In seinem aktuellen Menschenrechtsbericht stellte das deutsche Außenministerium auf dem Gebiet der demokratischen Rechte und Freiheiten in der Türkei erhebliche Defizite fest. In letzter Zeit übt die türkische Regierung verstärkt Druck auf die Medien aus. Laut Kritikern steckt dahinter die Absicht, die Opposition zum Schweigen zu bringen. Unterdessen sind rund 100 Journalisten wegen unterschiedlichster Anschuldigungen im Gefängnis. Alarmierend bleibt auch die Situation der Kurden. Im Kampf gegen die kurdische Arbeiterpartei PKK hat die Türkei mehr als 2000 Menschen festgenommen.

Türkische Soldaten sichern die Gebirgsregion in der Nordtürkei an der Grenze zum Irak (Foto: dpa)
Umstritten: Das Vorgehen der Türkei in den Kurden-GebietenBild: picture-alliance/dpa

Ein sich ausweitender Hungerstreik von über 600 kurdischen Kämpfern in türkischen Gefängnissen verstärkt die Bedenken gegenüber Erdogans Politik in der Kurden-Frage. Aber der türkische Premierminister beharrt auf seinem Vorgehen und beschuldigte vor kurzem europäische Länder, darunter besonders Deutschland, Ankaras Kampf gegen die PKK zu behindern. "Deutschland will keine Lösung - Frankreich will keine Lösung. Diese Länder helfen uns nicht. Stattdessen nehmen sie auch noch die Terroristenführer auf", sagte er vergangenen Monat in einem Fernseh-Interview.

Der selbstbewusste Erdogan: Ein unbequemer Partner

Obwohl die Türkei für Deutschland an Bedeutung gewonnen hat und die Zusammenarbeit stärker geworden ist, ist die "neue" Türkei bisweilen ein schwieriger Partner für Berlin. Die Haltung der Türkei in der Syrien-Krise und die Aufnahme von über 100.000 syrischen Flüchtlingen ist von deutscher Seite gelobt worden. Doch die selbstbewusste Politik der türkischen Regierung ruft teilweise auch Bedenken hervor.

Der türkische Premierminister Recep Tayyip Erdogan und die deutsche Kanzlerin Angela Merkel (Foto: AP/dapd)
Uneins in Sachen Integration: Recep Tayyip Erdogan und Angela MerkelBild: dapd

Beispiel Integration: Dass sie nötig ist, darüber sind sich die deutsche und die türkische Regierung einig - ihre Ansätze sind allerdings höchst unterschiedlich. Erdogan ist ein ausgesprochener Kritiker der Politik Merkels: Während eines Treffens mit den Vertretern der türkischen Bevölkerungsgruppe in Deutschland rief er seine Landsleute auf: "Integriert euch in die deutsche Gesellschaft, aber gleicht euch nicht an. Niemand hat das Recht, uns unserer Kultur und unserer Identität zu berauben. Angleichung ist ein Verbrechen gegen die Menschlichkeit." Dieser Aufruf stieß in der deutschen Politik und in der Öffentlichkeit auf scharfe Kritik.

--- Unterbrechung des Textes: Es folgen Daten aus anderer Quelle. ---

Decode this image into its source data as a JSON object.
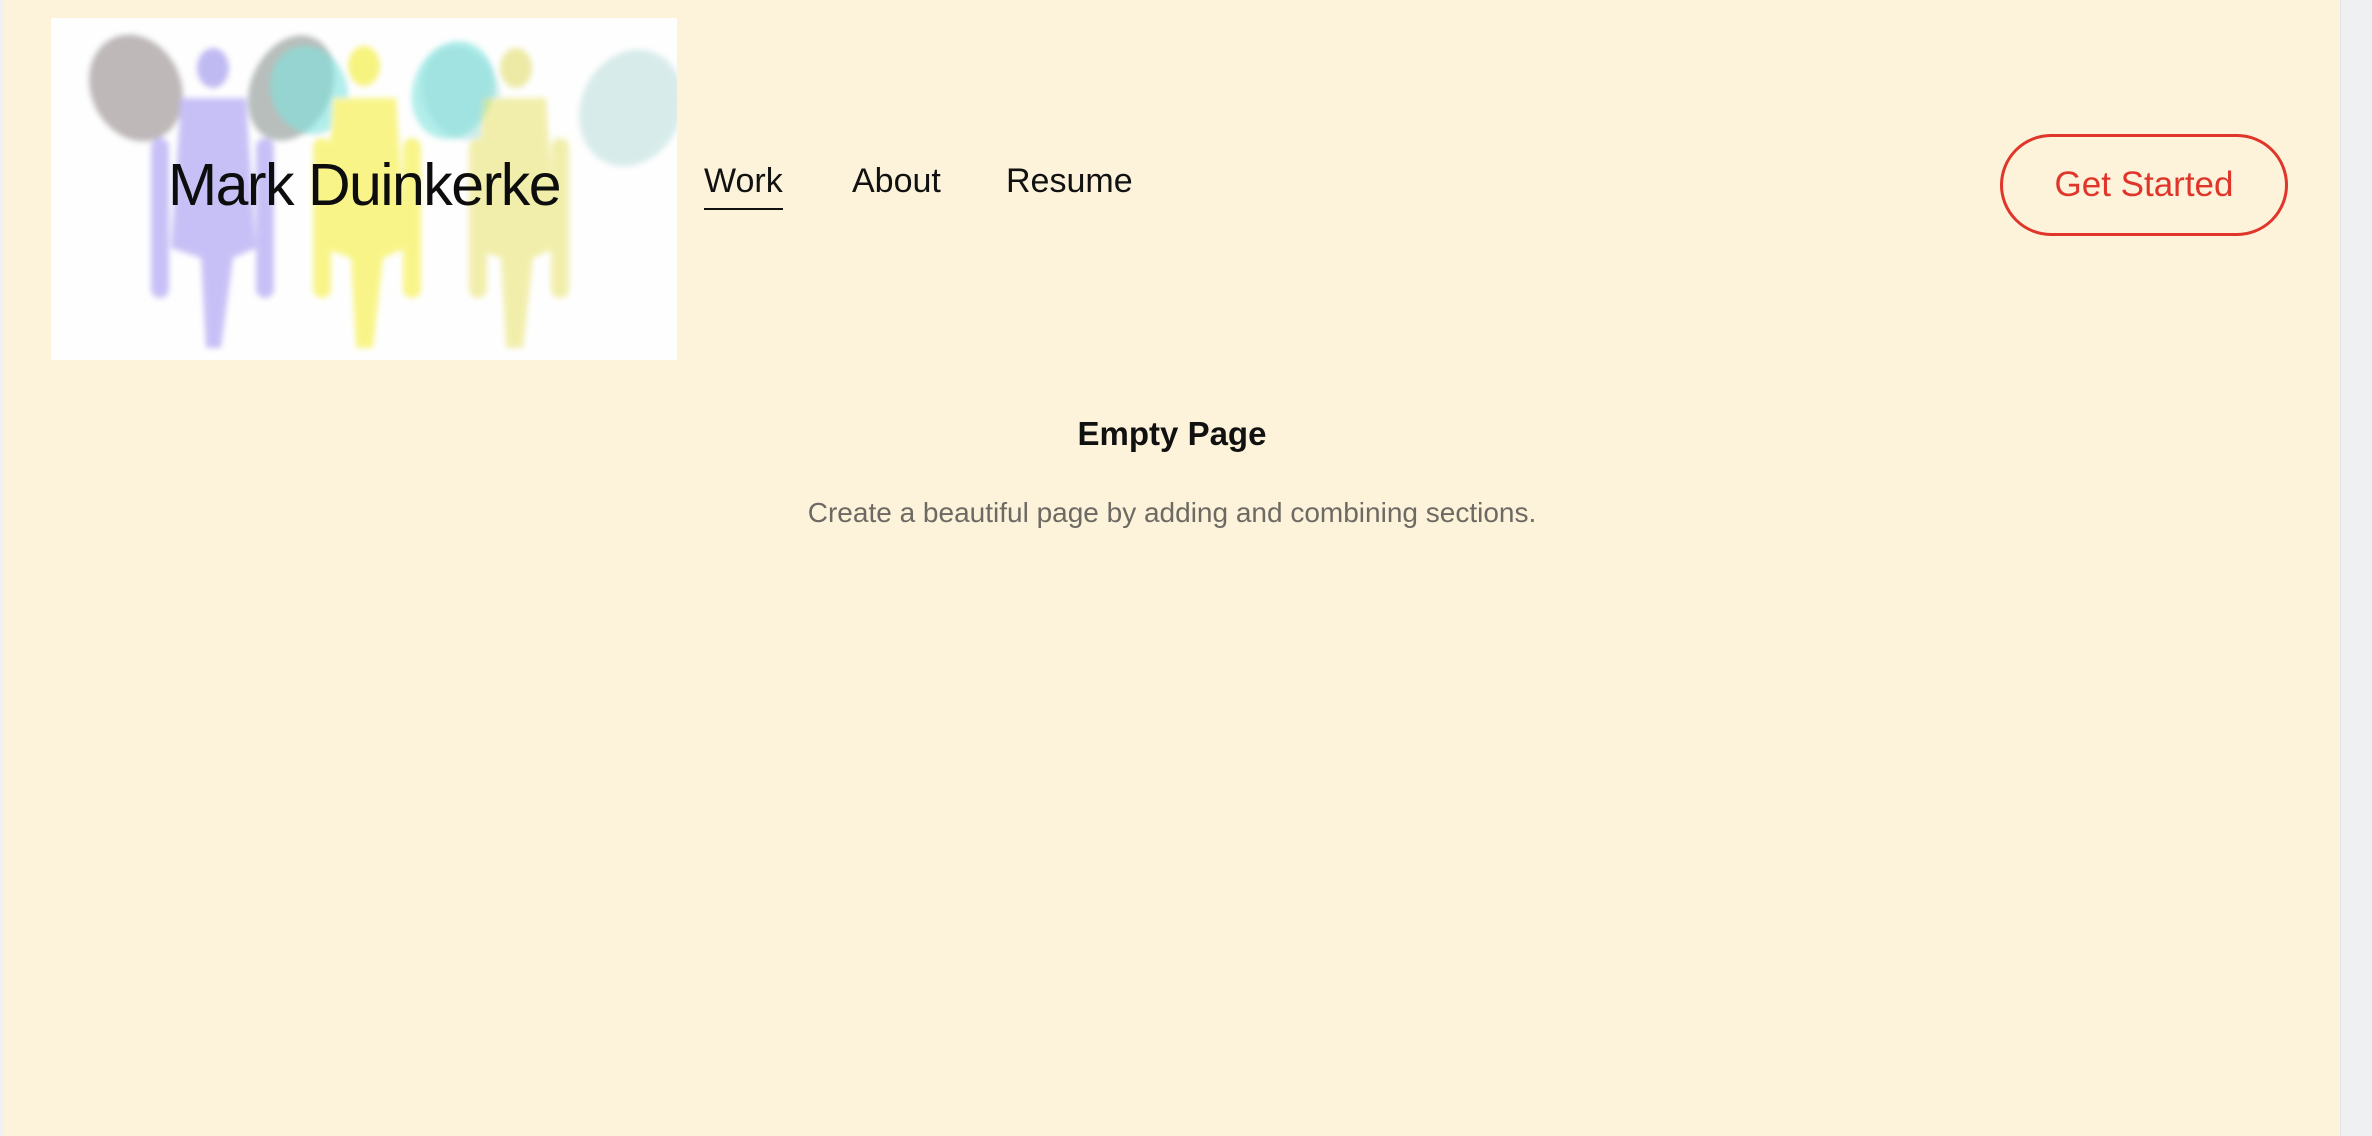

Türkischer Wahlkampf in Deutschland

Diese Ansichten wird Erdogan während seines zweitägigen Berlin-Besuchs bis Mittwoch (31.10.2012) vermutlich bekräftigen. Und dieses Mal wird er sich wohl ganz besonders vehement an die 1,3 Millionen türkischen Bürger wenden, die nach einem kürzlich verabschiedeten Gesetz zum ersten Mal von Deutschland aus an einer Wahl in der Türkei teilnehmen dürfen. Deutschland wurde mit der Gesetzesänderung zum viertgrößten Wahlbezirk der Türkei; nach Istanbul, Ankara und Izmir.

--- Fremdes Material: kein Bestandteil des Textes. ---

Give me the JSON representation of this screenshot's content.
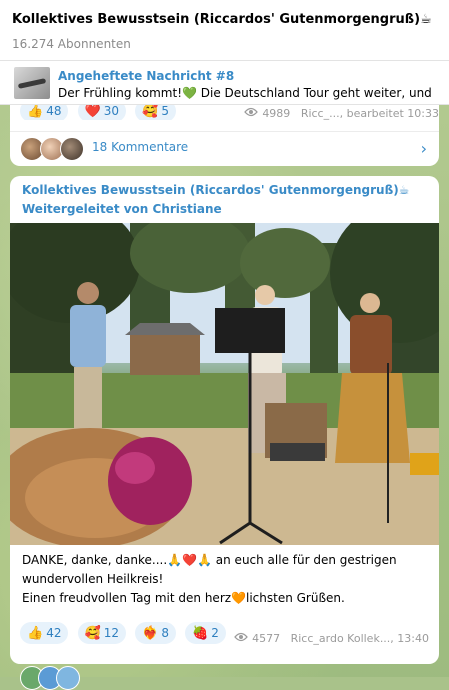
{
  "channel": {
    "title": "Kollektives Bewusstsein (Riccardos' Gutenmorgengruß)☕",
    "subscribers": "16.274 Abonnenten"
  },
  "pinned": {
    "title": "Angeheftete Nachricht #8",
    "text_before": "Der Frühling kommt!",
    "heart": "💚",
    "text_after": " Die Deutschland Tour geht weiter, und"
  },
  "prev_message": {
    "reactions": [
      {
        "emoji": "👍",
        "count": "48"
      },
      {
        "emoji": "❤️",
        "count": "30"
      },
      {
        "emoji": "🥰",
        "count": "5"
      }
    ],
    "views": "4989",
    "author_edited": "Ricc_..., bearbeitet 10:33",
    "comments_label": "18 Kommentare",
    "comments_chevron": "›"
  },
  "message": {
    "title": "Kollektives Bewusstsein (Riccardos' Gutenmorgengruß)☕",
    "forwarded": "Weitergeleitet von Christiane",
    "caption_line1": "DANKE, danke, danke....🙏❤️🙏 an euch alle für den gestrigen",
    "caption_line2": "wundervollen  Heilkreis!",
    "caption_line3": "Einen freudvollen Tag mit den herz🧡lichsten Grüßen.",
    "reactions": [
      {
        "emoji": "👍",
        "count": "42"
      },
      {
        "emoji": "🥰",
        "count": "12"
      },
      {
        "emoji": "❤️‍🔥",
        "count": "8"
      },
      {
        "emoji": "🍓",
        "count": "2"
      }
    ],
    "views": "4577",
    "author_time": "Ricc_ardo Kollek..., 13:40"
  },
  "colors": {
    "accent": "#3a8bc7",
    "chip_bg": "#e7f2fb",
    "meta_gray": "#9b9b9b"
  }
}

Der türkische Premierminister Erdogan winkt zu einer Masse von Anhängern bei einer Veranstaltung der AKP (Foto: dpa)
In Deutschland wird Erdogan wohl nicht von allen Türken freudig empfangenBild: picture-alliance/dpa

Dass Erdogan seine Wiederwahl im Hinterkopf hat, wenn er sich bei seinem Besuch an die türkische Bevölkerung im Land wendet, sehen manche Beobachter in Deutschland kritisch: Es könnte auf einen neuen Rückschlag für die Integration hinauslaufen, befürchten sie. Allerdings wird Erdogan in Berlin wohl nicht nur auf wohlgesonnenes Wahlvolk treffen: Denn auch unter den Türken in Deutschland hat er Gegner - und die haben im Vorfeld seines Besuchs zu Demonstrationen aufgerufen.